CHARAKA Ayurveda facility offers a very effective treatment methodology for MND, based on the classical texts of Ayurveda. Management of MND is usually aggressive and primarily consists of four procedures:
- samsodhan (cleansing through Panchakarma therapy)
- samsaman (palliative care through researched internal medicines)
- kaya kalp (rejuvenation)
- sattvavajaya (counseling/psychotherapy)
Along with these, strict diet & life style modification will be advocated.
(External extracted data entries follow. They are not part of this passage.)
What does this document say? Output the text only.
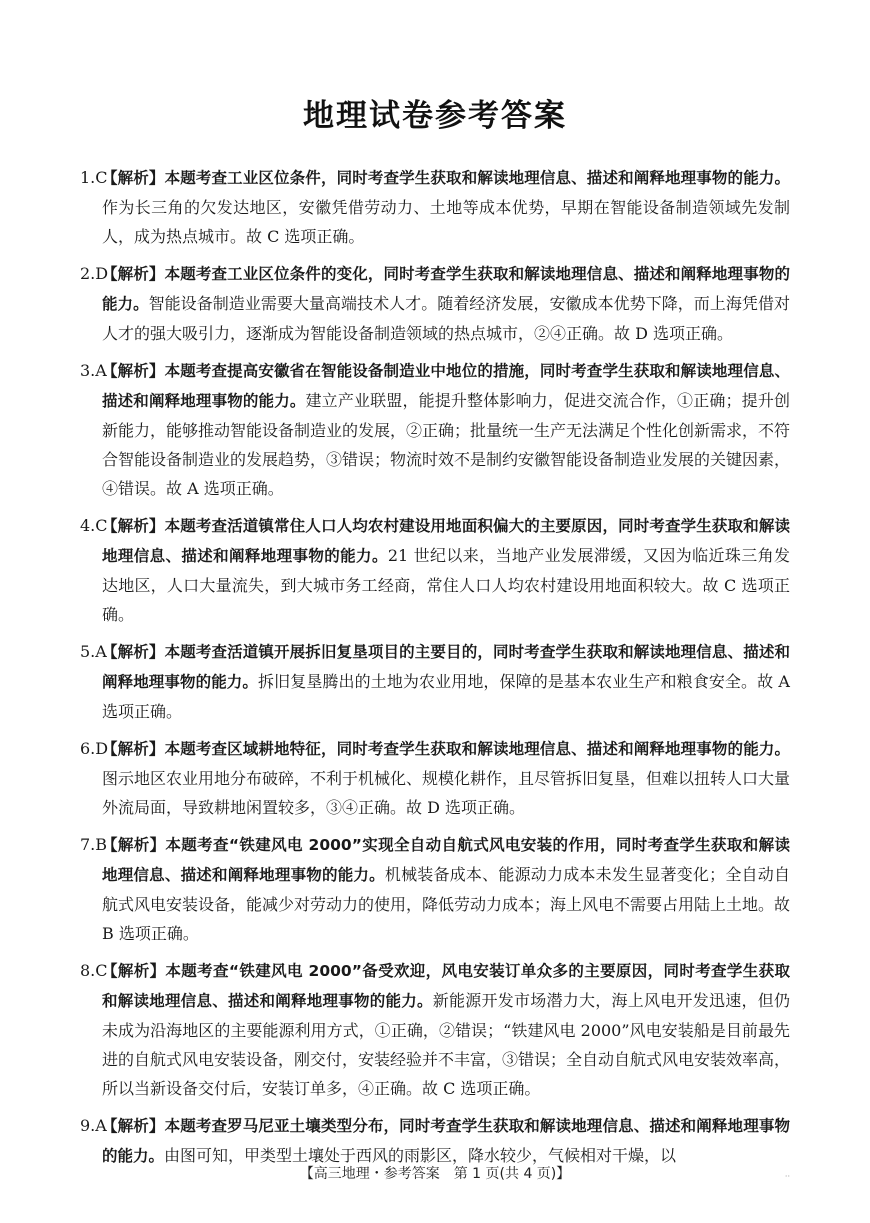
地理试卷参考答案
1.C
【解析】本题考查工业区位条件，同时考查学生获取和解读地理信息、描述和阐释地理事物的能力。作为长三角的欠发达地区，安徽凭借劳动力、土地等成本优势，早期在智能设备制造领域先发制人，成为热点城市。故 C 选项正确。
2.D
【解析】本题考查工业区位条件的变化，同时考查学生获取和解读地理信息、描述和阐释地理事物的能力。智能设备制造业需要大量高端技术人才。随着经济发展，安徽成本优势下降，而上海凭借对人才的强大吸引力，逐渐成为智能设备制造领域的热点城市，②④正确。故 D 选项正确。
3.A
【解析】本题考查提高安徽省在智能设备制造业中地位的措施，同时考查学生获取和解读地理信息、描述和阐释地理事物的能力。建立产业联盟，能提升整体影响力，促进交流合作，①正确；提升创新能力，能够推动智能设备制造业的发展，②正确；批量统一生产无法满足个性化创新需求，不符合智能设备制造业的发展趋势，③错误；物流时效不是制约安徽智能设备制造业发展的关键因素，④错误。故 A 选项正确。
4.C
【解析】本题考查活道镇常住人口人均农村建设用地面积偏大的主要原因，同时考查学生获取和解读地理信息、描述和阐释地理事物的能力。21 世纪以来，当地产业发展滞缓，又因为临近珠三角发达地区，人口大量流失，到大城市务工经商，常住人口人均农村建设用地面积较大。故 C 选项正确。
5.A
【解析】本题考查活道镇开展拆旧复垦项目的主要目的，同时考查学生获取和解读地理信息、描述和阐释地理事物的能力。拆旧复垦腾出的土地为农业用地，保障的是基本农业生产和粮食安全。故 A 选项正确。
6.D
【解析】本题考查区域耕地特征，同时考查学生获取和解读地理信息、描述和阐释地理事物的能力。图示地区农业用地分布破碎，不利于机械化、规模化耕作，且尽管拆旧复垦，但难以扭转人口大量外流局面，导致耕地闲置较多，③④正确。故 D 选项正确。
7.B
【解析】本题考查“铁建风电 2000”实现全自动自航式风电安装的作用，同时考查学生获取和解读地理信息、描述和阐释地理事物的能力。机械装备成本、能源动力成本未发生显著变化；全自动自航式风电安装设备，能减少对劳动力的使用，降低劳动力成本；海上风电不需要占用陆上土地。故 B 选项正确。
8.C
【解析】本题考查“铁建风电 2000”备受欢迎，风电安装订单众多的主要原因，同时考查学生获取和解读地理信息、描述和阐释地理事物的能力。新能源开发市场潜力大，海上风电开发迅速，但仍未成为沿海地区的主要能源利用方式，①正确，②错误；“铁建风电 2000”风电安装船是目前最先进的自航式风电安装设备，刚交付，安装经验并不丰富，③错误；全自动自航式风电安装效率高，所以当新设备交付后，安装订单多，④正确。故 C 选项正确。
9.A
【解析】本题考查罗马尼亚土壤类型分布，同时考查学生获取和解读地理信息、描述和阐释地理事物的能力。由图可知，甲类型土壤处于西风的雨影区，降水较少，气候相对干燥，以
【高三地理・参考答案　第 1 页(共 4 页)】	··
Ayurveda therapy can be comfortably combined with Riluzole therapy as there is no interaction between Ayurveda medicines & Riluzole.
Today, CHARAKA stands to be the most experienced Ayurveda facility in India for treating MND cases. Apart from treating, we are also educating and creating awareness among the MND patients and their relatives.
Inspite of the best possible treatment efforts, currently complete cure of MND in most of the cases is not possible as this disease as per Ayurveda comes under the criteria of ‘Kashta saadhya roga’ (difficult to cure).
***IMPORTANT ISSUE TO BE NOTED AND UNDERSTOOD BY ALL MND PATIENTS AND THEIR ATTENDENTS***
EARLY DIAGNOSED & TREATED CASES RESPOND TO THE MAXIMUM AND RATE OF SUCCESS WILL DECREASE WITH CHRONICITY OF THE DISEASE.